Maar het is ook duidelijk dat de waardevermindering van Europa (niet alleen) nieuwe extremen bereikte bij het uitbreken van de oorlog in Oekraïne vorig jaar. Tegelijkertijd was de fundamentele ontwikkeling verrassend sterk in vergelijking met die in de VS. Bovendien is Europa in veel mondiale portefeuilles onderwogen. Schmitt: "Deze constellatie verklaart de sterke prestaties van de Europese aandelenindices in de afgelopen maanden. Vooral omdat de energiecrisis door de zachte winter veel minder hard aankwam dan velen hadden verwacht."
"In de toekomst kunnen Europese aandelen nog beter presteren, omdat de waarderingsvermindering boven het gemiddelde blijft", aldus Christian Schmitt. "Alleen al een terugkeer naar hierboven vermelde mediaan zou neerkomen op een verdere outperformance van ongeveer 18%."

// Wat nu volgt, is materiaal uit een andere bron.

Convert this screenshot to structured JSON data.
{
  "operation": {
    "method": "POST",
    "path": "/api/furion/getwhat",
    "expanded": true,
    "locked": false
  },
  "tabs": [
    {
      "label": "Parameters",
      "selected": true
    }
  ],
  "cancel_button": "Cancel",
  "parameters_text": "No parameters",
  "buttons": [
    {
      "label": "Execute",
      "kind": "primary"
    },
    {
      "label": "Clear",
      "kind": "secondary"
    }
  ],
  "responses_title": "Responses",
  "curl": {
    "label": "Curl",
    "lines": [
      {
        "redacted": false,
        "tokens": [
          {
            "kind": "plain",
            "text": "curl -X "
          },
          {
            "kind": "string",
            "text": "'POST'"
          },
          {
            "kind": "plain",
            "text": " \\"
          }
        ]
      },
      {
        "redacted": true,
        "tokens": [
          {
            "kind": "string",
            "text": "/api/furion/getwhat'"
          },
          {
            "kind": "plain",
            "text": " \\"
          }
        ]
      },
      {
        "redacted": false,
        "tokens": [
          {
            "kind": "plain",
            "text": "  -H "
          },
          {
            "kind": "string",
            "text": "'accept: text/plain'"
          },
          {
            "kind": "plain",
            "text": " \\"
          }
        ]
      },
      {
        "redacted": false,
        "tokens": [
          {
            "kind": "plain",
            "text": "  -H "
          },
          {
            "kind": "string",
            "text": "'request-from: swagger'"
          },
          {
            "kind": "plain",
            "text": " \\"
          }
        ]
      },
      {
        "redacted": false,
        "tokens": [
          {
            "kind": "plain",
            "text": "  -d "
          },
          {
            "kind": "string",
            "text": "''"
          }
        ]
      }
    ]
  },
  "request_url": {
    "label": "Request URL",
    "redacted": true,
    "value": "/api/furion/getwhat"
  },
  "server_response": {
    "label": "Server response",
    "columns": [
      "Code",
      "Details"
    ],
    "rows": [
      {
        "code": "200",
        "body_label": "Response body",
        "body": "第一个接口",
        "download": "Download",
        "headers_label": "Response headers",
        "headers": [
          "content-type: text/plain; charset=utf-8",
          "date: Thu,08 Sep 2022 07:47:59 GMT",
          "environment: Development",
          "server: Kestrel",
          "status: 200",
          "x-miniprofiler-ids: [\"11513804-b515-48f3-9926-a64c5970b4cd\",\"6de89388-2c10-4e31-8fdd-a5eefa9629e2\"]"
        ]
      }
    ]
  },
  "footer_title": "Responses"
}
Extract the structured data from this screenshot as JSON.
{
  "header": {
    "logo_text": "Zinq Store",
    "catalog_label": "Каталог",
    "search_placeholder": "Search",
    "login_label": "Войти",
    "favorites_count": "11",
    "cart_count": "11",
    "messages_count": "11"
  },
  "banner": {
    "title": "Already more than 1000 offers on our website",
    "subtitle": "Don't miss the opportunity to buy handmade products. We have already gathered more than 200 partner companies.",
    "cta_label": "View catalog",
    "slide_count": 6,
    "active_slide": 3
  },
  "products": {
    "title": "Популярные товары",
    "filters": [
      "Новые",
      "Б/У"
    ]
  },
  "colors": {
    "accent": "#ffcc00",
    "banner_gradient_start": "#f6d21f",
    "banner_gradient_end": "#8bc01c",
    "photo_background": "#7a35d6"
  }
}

Het uitgangspunt voor een voortzetting van het fundamentele (relatieve) momentum ziet er minder rooskleurig uit. Vorig jaar deden zich er enkele bijzondere situaties voor, die nu grotendeels zijn opgelost. Er was bijvoorbeeld een uitzonderlijke boom voor de technologie-rijke Amerikaanse aandelenindices in de pandemiejaren 2020/21, waarvan de enorme basiseffecten leidden tot een aanzienlijke tegenwind in 2022. Een belangrijk deel van de gedane investeringen en aankopen bleken vervroegde verkopen te zijn, geen aanvullende verkopen. Bovendien woog de sterke USD op Amerikaanse wereldbedrijven, terwijl veel Europese exporteurs profiteerden van de zwakke euro.

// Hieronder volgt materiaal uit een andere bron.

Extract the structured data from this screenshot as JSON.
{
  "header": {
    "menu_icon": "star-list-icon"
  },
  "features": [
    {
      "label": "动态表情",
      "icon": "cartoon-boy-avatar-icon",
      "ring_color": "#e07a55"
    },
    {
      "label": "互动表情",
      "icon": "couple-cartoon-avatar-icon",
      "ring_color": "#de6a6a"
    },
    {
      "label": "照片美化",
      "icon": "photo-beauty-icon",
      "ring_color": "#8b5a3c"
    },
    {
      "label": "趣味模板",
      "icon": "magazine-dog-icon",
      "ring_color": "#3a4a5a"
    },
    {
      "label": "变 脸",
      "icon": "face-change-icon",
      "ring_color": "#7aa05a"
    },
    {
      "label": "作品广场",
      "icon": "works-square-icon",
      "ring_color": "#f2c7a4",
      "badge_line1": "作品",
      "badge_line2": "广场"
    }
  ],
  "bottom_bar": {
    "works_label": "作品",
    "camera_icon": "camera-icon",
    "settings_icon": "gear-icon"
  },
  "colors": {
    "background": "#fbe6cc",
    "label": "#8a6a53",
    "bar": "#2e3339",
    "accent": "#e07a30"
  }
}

"Omdat deze trends aflopen, werden de relatieve winstverwachtingen in de afgelopen vijf maanden opnieuw getemperd", aldus Christian Schmitt. "Een voortzetting van het positieve fundamentele momentum in 2023 lijkt daarom onwaarschijnlijk. Anderzijds ligt een tegengestelde ontwikkeling ten nadele van Europa niet in de lijn der verwachting."

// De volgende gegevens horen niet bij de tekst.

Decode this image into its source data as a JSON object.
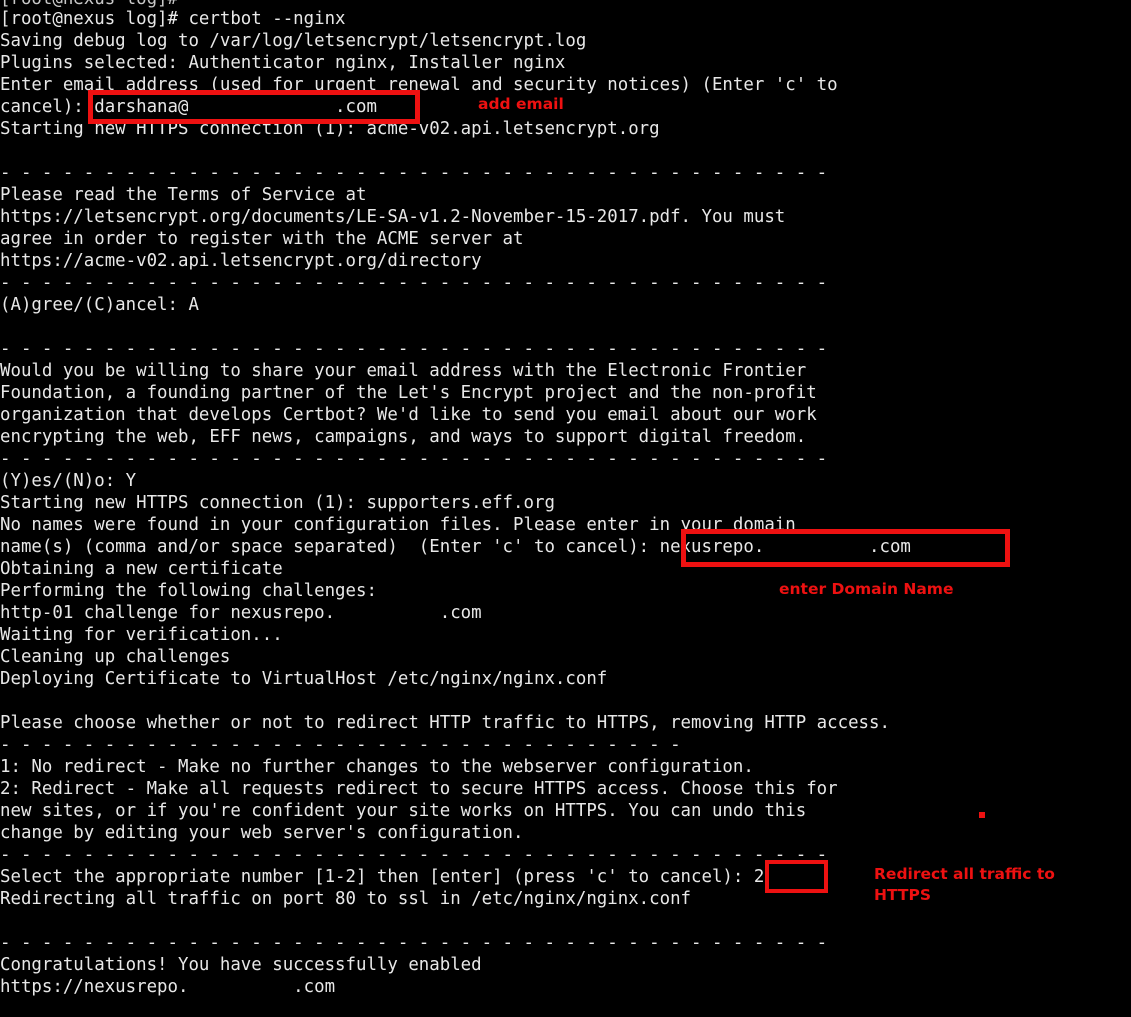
{
  "terminal": {
    "prompt_user": "root",
    "prompt_host": "nexus",
    "prompt_dir": "log",
    "background_color": "#000000",
    "text_color": "#e8e8e8",
    "annotation_color": "#ee1111",
    "lines": [
      "[root@nexus log]#",
      "[root@nexus log]# certbot --nginx",
      "Saving debug log to /var/log/letsencrypt/letsencrypt.log",
      "Plugins selected: Authenticator nginx, Installer nginx",
      "Enter email address (used for urgent renewal and security notices) (Enter 'c' to",
      "cancel): darshana@              .com",
      "Starting new HTTPS connection (1): acme-v02.api.letsencrypt.org",
      "",
      "- - - - - - - - - - - - - - - - - - - - - - - - - - - - - - - - - - - - - - - -",
      "Please read the Terms of Service at",
      "https://letsencrypt.org/documents/LE-SA-v1.2-November-15-2017.pdf. You must",
      "agree in order to register with the ACME server at",
      "https://acme-v02.api.letsencrypt.org/directory",
      "- - - - - - - - - - - - - - - - - - - - - - - - - - - - - - - - - - - - - - - -",
      "(A)gree/(C)ancel: A",
      "",
      "- - - - - - - - - - - - - - - - - - - - - - - - - - - - - - - - - - - - - - - -",
      "Would you be willing to share your email address with the Electronic Frontier",
      "Foundation, a founding partner of the Let's Encrypt project and the non-profit",
      "organization that develops Certbot? We'd like to send you email about our work",
      "encrypting the web, EFF news, campaigns, and ways to support digital freedom.",
      "- - - - - - - - - - - - - - - - - - - - - - - - - - - - - - - - - - - - - - - -",
      "(Y)es/(N)o: Y",
      "Starting new HTTPS connection (1): supporters.eff.org",
      "No names were found in your configuration files. Please enter in your domain",
      "name(s) (comma and/or space separated)  (Enter 'c' to cancel): nexusrepo.          .com",
      "Obtaining a new certificate",
      "Performing the following challenges:",
      "http-01 challenge for nexusrepo.          .com",
      "Waiting for verification...",
      "Cleaning up challenges",
      "Deploying Certificate to VirtualHost /etc/nginx/nginx.conf",
      "",
      "Please choose whether or not to redirect HTTP traffic to HTTPS, removing HTTP access.",
      "- - - - - - - - - - - - - - - - - - - - - - - - - - - - - - - - -",
      "1: No redirect - Make no further changes to the webserver configuration.",
      "2: Redirect - Make all requests redirect to secure HTTPS access. Choose this for",
      "new sites, or if you're confident your site works on HTTPS. You can undo this",
      "change by editing your web server's configuration.",
      "- - - - - - - - - - - - - - - - - - - - - - - - - - - - - - - - - - - - - - - -",
      "Select the appropriate number [1-2] then [enter] (press 'c' to cancel): 2",
      "Redirecting all traffic on port 80 to ssl in /etc/nginx/nginx.conf",
      "",
      "- - - - - - - - - - - - - - - - - - - - - - - - - - - - - - - - - - - - - - - -",
      "Congratulations! You have successfully enabled",
      "https://nexusrepo.          .com"
    ],
    "inputs": {
      "email_value": "darshana@              .com",
      "domain_value": "nexusrepo.          .com",
      "redirect_choice": "2",
      "tos_answer": "A",
      "eff_answer": "Y"
    },
    "annotations": [
      {
        "id": "add-email",
        "label": "add email"
      },
      {
        "id": "enter-domain-name",
        "label": "enter Domain Name"
      },
      {
        "id": "redirect-all-traffic",
        "label": "Redirect all traffic to\nHTTPS"
      }
    ]
  }
}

De conclusie is dat vooral het waarderingsargument een belangrijke rol speelt en dat dit de relatieve kracht van Europa slechts in beperkte mate kan ondersteunen. Schmitt concludeert : "Helaas kunnen we op basis van de huidige situatie niet uitgaan van een duurzame terugkeer van Europese aandelen."